|Published in “American Surveyor”|
|Thursday, 10 October 2013|
|Houghton, MI — Michigan Technological University’s bachelor’s degree program in Surveying Engineering has been accredited by the Engineering Accreditation Commission of the Accreditation Board of Engineering & Technology (ABET).
The program has always been accredited in some capacity since its beginning in the School of Technology in 1984; however, the program’s curriculum redevelopment in 2006 required an update because bachelor’s degree engineering courses replaced associate degree courses.
As the field continues to advance, the faculty members in the Surveying Engineering program provide students with cutting-edge technology throughout their coursework. By developing partnerships with industry representatives, students are prepared to work in industry from day one because of their experience with equipment ranging from Robotic Total Stations to GPS to LiDAR scanners. Students also have access to Unmanned Aerial Vehicles and Kite Image Acquisition Systems to map small- to medium-sized areas or locations that are hard to reach on foot.

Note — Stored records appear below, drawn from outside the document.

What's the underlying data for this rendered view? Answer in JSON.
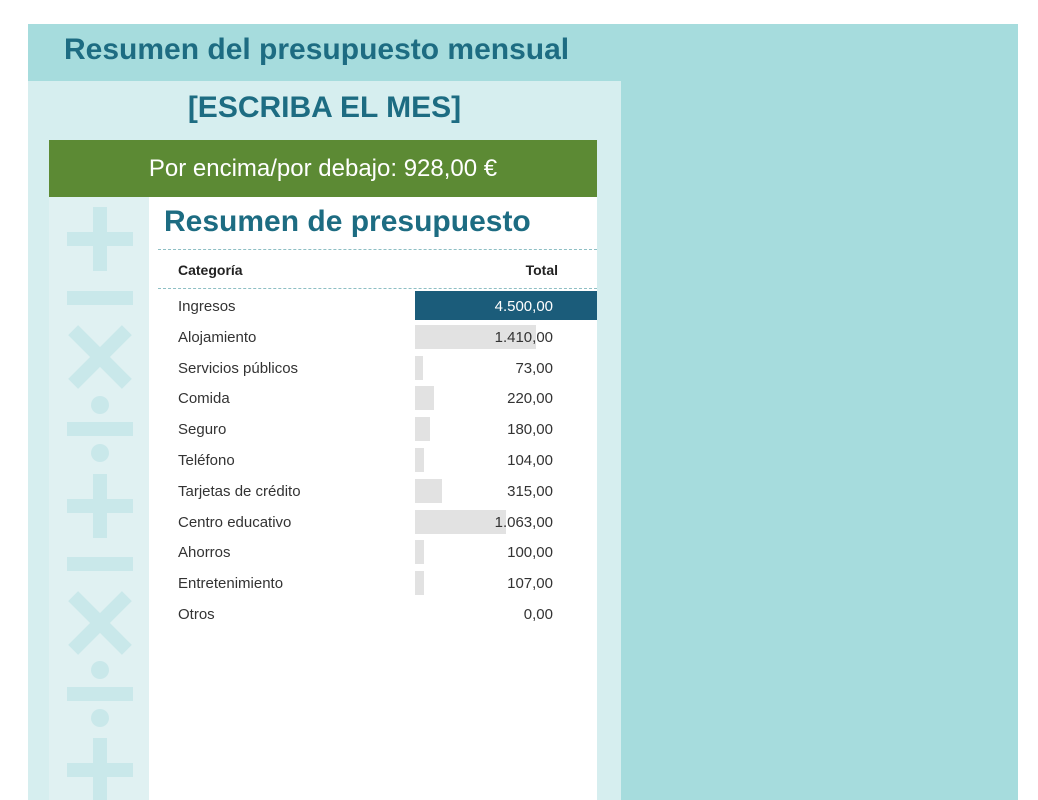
{
  "header": {
    "title": "Resumen del presupuesto mensual",
    "month_placeholder": "[ESCRIBA EL MES]"
  },
  "banner": {
    "text": "Por encima/por debajo: 928,00 €"
  },
  "summary": {
    "title": "Resumen de presupuesto",
    "column_category": "Categoría",
    "column_total": "Total",
    "max_value": 4500,
    "rows": [
      {
        "label": "Ingresos",
        "value": "4.500,00",
        "amount": 4500,
        "highlight": true
      },
      {
        "label": "Alojamiento",
        "value": "1.410,00",
        "amount": 1410
      },
      {
        "label": "Servicios públicos",
        "value": "73,00",
        "amount": 73
      },
      {
        "label": "Comida",
        "value": "220,00",
        "amount": 220
      },
      {
        "label": "Seguro",
        "value": "180,00",
        "amount": 180
      },
      {
        "label": "Teléfono",
        "value": "104,00",
        "amount": 104
      },
      {
        "label": "Tarjetas de crédito",
        "value": "315,00",
        "amount": 315
      },
      {
        "label": "Centro educativo",
        "value": "1.063,00",
        "amount": 1063
      },
      {
        "label": "Ahorros",
        "value": "100,00",
        "amount": 100
      },
      {
        "label": "Entretenimiento",
        "value": "107,00",
        "amount": 107
      },
      {
        "label": "Otros",
        "value": "0,00",
        "amount": 0
      }
    ]
  },
  "colors": {
    "title_text": "#1d6c82",
    "banner_green": "#5c8a34",
    "highlight_bar": "#1b5c7a",
    "bar_gray": "#e2e2e2",
    "background_teal": "#a6dcdd"
  },
  "decoration_icons": [
    "plus-icon",
    "minus-icon",
    "multiply-icon",
    "divide-icon"
  ]
}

“We prepare Surveying Engineers of the future here through hands-on experiences in geospatial science,” said Eugene Levin, program chair. “Our students’ combination of training and education makes us confident that they are not only prepared for successful work in the field, but are aware of modern trends in geospatial technology and industries.”
To gain a deeper understanding of the many areas of surveying, students can choose from one of four concentrations, including Geodesy, Cartography, Photogrammetry, and Geographic Information Systems. Students gain an even better understanding of the world of surveying by working through real-world problems in capstone senior design and Digital Mapping Enterprise projects with industry leaders.
Students can take their education a step further at Michigan Tech by completing a master’s degree in Integrated Geospatial Technology, where they will gain an in-depth knowledge of geospatial science, remote-sensing technology, earth observation systems, and the software used to interpret and visualize geospatial data.
“The profession of surveying engineering is changing and has been changing,” said James Frendewey, dean of the School of Technology. “As a result of the new equipment, surveyors are able to achieve higher rates of productivity. Upon graduation, our students are ready to take the Fundamentals of Surveying exam, their first step toward licensure as a professional surveyor.”